В одном из питерских журналов прошла моя большая статья о репрессиях на флоте. Она вызвала несколько разнообразных откликов в газетах, один из них обвинил меня в нарочитом «сгущении превратно истолкованных событий», более того – в отсутствии патриотического чувства. Автором этой «контр-статьи» был некто Агафонов, молодой, но заметный питерский политик, вернее, как их теперь называют, политтехнолог. Непременный участник телевизионных ток-шоу, он отличался резкостью высказываний, нападками на демократов, произвольным толкованием исторических событий. Крупноголовый, со злобным взглядом, с черной шевелюрой, соединенной через бакенбарды с черными усиками, он, как мне казалось, был готов выпрыгнуть с телеэкрана, чтобы ткнуть кулаком в морду любому, кто не согласен с ним. Чуть не матом крыл «антинародное ельцинское правление», демократов, «распродающих Россию» и «искажающих ее историю». А цифры в агафоновских речах были несуразные, взятые с потолка, вернее, из грязных луж квазиисторических сочинений: мол, потери Советского Союза в Великой Отечественной сильно преувеличены, погибло не 27 миллионов, а в два раза меньше; а в 1993 году, наоборот, потери «патриотических сил» (при попытке штурма Останкино) преуменьшены, погибло три тысячи… И от этого вранья не развалился ящик… не вспыхнули желтым огнем бакенбарды…

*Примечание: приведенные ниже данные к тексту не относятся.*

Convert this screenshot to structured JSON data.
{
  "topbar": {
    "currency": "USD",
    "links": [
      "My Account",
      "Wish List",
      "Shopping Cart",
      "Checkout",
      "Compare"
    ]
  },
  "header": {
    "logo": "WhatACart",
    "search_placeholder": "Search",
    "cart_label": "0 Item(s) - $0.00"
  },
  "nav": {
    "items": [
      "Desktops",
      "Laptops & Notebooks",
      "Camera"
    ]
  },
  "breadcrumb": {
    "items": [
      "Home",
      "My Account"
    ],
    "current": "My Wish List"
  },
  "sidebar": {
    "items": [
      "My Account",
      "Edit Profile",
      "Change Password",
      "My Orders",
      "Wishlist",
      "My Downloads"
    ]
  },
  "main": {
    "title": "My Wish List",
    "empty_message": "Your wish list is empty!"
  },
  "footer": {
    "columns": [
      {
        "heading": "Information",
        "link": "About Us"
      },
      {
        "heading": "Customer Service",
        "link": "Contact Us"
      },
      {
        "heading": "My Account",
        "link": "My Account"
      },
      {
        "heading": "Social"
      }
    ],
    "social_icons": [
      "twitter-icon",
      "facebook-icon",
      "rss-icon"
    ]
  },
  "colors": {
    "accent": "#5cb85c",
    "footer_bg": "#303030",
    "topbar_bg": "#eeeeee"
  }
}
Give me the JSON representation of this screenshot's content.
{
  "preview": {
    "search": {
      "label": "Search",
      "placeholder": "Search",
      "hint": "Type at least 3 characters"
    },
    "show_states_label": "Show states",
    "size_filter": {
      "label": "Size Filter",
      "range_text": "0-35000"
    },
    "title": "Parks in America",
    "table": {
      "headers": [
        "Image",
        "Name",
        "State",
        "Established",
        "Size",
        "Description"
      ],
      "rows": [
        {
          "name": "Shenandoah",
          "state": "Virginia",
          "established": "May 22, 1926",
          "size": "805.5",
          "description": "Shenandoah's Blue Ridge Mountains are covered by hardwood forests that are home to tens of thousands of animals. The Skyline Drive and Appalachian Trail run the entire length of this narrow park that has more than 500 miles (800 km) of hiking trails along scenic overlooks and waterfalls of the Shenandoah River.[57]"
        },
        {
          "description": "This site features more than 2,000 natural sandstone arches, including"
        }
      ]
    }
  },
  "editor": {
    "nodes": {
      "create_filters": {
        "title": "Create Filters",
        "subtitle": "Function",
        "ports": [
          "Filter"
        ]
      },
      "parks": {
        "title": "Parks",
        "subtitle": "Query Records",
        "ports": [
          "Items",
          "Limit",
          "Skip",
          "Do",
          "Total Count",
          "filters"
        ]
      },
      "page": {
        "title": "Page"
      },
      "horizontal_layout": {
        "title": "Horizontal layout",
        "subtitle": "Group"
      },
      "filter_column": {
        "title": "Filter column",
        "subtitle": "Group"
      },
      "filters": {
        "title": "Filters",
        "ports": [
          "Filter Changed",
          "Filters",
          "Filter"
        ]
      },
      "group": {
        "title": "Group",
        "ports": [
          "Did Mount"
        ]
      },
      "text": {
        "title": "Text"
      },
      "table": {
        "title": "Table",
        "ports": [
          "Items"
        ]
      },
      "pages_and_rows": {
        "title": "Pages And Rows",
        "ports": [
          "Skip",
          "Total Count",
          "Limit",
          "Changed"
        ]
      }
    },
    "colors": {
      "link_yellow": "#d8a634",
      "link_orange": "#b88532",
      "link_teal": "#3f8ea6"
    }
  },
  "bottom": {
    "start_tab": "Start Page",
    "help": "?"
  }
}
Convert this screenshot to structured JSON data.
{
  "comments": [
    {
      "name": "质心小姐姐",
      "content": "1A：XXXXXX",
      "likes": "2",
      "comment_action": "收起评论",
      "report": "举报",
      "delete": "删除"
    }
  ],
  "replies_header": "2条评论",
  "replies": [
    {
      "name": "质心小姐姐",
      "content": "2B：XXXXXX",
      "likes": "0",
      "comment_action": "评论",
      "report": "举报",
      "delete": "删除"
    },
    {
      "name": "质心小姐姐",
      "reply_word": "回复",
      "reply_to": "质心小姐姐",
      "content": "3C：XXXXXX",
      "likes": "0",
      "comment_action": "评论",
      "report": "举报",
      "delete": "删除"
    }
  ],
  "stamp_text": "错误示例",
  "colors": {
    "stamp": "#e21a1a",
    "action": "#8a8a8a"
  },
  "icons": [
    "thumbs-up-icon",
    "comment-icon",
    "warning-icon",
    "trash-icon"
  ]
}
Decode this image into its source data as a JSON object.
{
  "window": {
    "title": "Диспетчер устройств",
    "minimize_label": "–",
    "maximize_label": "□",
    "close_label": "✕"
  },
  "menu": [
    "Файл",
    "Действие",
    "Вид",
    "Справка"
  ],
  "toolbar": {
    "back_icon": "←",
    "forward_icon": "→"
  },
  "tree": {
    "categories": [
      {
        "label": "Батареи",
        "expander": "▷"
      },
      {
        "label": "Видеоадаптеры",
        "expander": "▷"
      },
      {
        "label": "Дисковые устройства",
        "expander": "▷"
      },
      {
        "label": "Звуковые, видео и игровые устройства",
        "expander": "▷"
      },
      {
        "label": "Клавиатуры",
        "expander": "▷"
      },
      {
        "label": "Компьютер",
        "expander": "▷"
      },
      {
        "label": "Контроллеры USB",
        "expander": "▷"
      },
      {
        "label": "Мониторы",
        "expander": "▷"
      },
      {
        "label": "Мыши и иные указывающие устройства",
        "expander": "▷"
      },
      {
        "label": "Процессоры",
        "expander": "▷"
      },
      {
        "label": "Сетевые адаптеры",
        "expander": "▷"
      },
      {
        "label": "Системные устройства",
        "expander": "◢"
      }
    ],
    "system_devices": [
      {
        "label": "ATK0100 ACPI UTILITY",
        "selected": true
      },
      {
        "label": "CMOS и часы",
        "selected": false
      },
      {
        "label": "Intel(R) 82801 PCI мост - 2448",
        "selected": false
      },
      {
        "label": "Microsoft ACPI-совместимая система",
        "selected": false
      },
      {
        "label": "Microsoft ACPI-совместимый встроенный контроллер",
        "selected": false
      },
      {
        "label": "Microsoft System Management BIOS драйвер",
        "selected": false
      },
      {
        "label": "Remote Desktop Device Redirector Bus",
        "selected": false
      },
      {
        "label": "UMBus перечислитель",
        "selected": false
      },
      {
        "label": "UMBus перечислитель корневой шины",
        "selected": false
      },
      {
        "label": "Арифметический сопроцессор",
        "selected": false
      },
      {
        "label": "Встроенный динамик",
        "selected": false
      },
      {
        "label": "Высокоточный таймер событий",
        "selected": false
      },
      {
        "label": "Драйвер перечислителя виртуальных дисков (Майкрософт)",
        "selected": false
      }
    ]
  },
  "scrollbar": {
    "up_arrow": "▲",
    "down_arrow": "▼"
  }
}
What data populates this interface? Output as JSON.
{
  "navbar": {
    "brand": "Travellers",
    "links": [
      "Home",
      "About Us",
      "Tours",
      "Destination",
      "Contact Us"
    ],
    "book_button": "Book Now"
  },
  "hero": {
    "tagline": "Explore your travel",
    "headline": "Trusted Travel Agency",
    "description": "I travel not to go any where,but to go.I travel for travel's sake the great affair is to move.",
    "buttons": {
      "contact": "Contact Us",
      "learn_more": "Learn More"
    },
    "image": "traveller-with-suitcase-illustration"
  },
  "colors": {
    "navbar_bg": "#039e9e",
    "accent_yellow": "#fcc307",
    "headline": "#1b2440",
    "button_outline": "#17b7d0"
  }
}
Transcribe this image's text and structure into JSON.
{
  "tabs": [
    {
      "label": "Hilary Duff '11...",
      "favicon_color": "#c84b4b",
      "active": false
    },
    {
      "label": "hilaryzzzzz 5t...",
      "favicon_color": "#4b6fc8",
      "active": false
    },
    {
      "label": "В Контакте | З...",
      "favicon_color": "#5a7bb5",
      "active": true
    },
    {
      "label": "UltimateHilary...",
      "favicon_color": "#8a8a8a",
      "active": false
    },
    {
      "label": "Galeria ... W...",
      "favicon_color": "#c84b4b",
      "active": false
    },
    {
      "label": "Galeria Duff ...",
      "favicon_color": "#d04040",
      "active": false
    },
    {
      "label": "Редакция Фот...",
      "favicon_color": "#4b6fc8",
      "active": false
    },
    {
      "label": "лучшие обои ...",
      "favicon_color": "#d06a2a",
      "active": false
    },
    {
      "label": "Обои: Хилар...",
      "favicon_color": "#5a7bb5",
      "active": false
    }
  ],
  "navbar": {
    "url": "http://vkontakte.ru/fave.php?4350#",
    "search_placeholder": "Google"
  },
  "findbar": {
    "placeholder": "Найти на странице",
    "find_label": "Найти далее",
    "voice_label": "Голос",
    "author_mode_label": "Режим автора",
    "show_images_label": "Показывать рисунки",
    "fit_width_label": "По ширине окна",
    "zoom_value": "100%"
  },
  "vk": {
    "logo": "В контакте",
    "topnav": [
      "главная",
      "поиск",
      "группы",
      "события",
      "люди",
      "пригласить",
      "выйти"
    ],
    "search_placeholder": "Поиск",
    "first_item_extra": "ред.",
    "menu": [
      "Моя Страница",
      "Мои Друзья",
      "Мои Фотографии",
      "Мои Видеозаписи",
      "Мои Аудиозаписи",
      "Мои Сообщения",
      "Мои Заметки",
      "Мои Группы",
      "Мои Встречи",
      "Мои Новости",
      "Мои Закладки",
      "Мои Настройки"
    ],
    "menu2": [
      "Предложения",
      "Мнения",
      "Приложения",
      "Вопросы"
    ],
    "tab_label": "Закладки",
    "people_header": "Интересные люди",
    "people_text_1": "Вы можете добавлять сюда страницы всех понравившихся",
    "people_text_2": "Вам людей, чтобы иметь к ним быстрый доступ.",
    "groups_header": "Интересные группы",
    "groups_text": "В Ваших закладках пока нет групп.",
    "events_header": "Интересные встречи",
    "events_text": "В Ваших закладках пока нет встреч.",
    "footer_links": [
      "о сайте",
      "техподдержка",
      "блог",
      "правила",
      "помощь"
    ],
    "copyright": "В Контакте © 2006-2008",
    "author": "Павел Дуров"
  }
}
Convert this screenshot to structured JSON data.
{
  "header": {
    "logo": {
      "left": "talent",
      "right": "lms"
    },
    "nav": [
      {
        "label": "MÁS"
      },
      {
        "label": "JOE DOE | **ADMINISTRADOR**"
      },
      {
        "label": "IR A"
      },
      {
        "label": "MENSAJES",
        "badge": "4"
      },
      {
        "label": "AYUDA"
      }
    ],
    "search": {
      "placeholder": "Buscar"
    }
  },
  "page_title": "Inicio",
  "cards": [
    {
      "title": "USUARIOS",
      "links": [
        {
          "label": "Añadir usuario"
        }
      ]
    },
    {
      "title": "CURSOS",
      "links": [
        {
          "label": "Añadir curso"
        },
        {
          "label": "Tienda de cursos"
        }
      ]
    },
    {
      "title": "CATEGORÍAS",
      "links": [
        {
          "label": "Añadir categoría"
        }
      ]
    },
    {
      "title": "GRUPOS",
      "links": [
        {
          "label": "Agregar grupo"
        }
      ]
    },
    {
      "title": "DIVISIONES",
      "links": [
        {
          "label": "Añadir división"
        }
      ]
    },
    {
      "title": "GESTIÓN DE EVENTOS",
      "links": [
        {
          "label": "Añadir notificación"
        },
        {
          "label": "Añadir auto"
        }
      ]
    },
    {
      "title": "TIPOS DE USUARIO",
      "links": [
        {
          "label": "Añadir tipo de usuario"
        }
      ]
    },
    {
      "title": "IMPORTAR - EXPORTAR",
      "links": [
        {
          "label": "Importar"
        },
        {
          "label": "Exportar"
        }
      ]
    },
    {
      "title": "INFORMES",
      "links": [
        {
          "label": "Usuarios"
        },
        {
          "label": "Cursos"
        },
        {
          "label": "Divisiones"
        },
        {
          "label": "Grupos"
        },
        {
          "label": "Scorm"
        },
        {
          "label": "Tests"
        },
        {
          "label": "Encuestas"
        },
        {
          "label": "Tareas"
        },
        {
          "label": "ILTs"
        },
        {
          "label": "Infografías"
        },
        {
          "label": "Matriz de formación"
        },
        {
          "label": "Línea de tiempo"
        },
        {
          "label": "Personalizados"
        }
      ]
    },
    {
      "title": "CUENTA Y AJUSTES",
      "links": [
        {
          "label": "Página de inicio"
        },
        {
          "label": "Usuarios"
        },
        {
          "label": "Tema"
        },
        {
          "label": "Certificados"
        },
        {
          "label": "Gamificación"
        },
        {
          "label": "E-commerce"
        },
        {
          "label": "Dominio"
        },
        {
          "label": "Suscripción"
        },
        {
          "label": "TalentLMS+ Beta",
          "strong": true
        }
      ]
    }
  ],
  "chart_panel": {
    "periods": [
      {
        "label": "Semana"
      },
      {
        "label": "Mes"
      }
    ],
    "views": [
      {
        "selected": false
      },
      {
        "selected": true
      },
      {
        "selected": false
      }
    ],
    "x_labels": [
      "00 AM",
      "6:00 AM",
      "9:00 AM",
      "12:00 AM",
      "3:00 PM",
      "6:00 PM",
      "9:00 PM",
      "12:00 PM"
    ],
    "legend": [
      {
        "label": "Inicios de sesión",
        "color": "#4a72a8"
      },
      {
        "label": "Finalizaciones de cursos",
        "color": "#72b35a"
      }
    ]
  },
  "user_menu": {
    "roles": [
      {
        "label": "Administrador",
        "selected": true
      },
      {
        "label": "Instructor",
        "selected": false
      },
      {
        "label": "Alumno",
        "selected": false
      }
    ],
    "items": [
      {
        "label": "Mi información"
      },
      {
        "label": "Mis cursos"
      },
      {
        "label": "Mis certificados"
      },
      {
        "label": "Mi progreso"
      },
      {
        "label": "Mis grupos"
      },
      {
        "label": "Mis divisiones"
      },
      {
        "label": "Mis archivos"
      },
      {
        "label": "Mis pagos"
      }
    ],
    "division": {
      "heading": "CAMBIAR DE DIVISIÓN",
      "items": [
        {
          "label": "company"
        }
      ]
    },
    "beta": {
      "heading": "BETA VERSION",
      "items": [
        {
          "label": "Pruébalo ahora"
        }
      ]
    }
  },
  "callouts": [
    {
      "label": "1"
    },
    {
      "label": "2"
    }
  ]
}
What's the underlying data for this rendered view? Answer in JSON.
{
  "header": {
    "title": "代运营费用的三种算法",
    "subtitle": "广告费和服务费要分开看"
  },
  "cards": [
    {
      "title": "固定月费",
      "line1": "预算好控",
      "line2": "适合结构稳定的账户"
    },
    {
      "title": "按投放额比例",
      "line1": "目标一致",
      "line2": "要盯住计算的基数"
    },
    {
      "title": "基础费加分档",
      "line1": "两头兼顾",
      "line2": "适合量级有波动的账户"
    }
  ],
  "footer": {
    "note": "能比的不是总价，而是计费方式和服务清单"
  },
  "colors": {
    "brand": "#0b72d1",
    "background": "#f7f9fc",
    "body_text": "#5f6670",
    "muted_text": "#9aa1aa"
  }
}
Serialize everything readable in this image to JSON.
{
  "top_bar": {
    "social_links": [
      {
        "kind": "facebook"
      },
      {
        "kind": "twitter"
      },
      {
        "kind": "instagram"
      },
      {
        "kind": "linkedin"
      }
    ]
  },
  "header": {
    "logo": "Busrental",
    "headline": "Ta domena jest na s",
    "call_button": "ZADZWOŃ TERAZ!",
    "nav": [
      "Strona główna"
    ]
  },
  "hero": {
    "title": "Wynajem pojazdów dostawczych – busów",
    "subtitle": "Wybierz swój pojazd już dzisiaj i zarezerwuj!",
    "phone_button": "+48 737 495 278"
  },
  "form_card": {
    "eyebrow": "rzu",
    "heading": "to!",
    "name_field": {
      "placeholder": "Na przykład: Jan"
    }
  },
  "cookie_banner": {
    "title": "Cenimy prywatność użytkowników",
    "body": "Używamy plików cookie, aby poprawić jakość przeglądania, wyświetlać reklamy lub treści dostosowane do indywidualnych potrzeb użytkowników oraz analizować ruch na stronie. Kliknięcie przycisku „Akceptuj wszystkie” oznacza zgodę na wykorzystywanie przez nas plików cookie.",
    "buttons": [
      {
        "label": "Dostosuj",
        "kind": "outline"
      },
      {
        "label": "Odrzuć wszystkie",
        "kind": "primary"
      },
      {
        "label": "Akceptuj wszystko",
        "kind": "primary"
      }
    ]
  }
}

Так вот, Агафонов набросился на меня в газете, в которой состоял обозревателем. Дескать, революция защищалась от врагов… враги навязали нам Гражданскую войну… плели бесконечные заговоры… в Кронштадте эсеры и меньшевики спровоцировали мятеж, а за ними стоял рвущийся к власти царский генерал, связанный с международным империализмом… и должно быть стыдно советскому офицеру, ветерану Великой Отечественной, оправдывать мятежников и обвинять ленинское руководство в жестоком подавлении…

Очень жаль, что безвозвратно исчезли из практики жизни дуэли. Я бы вызвал негодяя. На десять шагов. Не промахнулся бы, влепил бы пулю в бесстыжий лоб.

О-ох, кронштадтский мятеж, как же глубоко ты вклинился в мою жизнь…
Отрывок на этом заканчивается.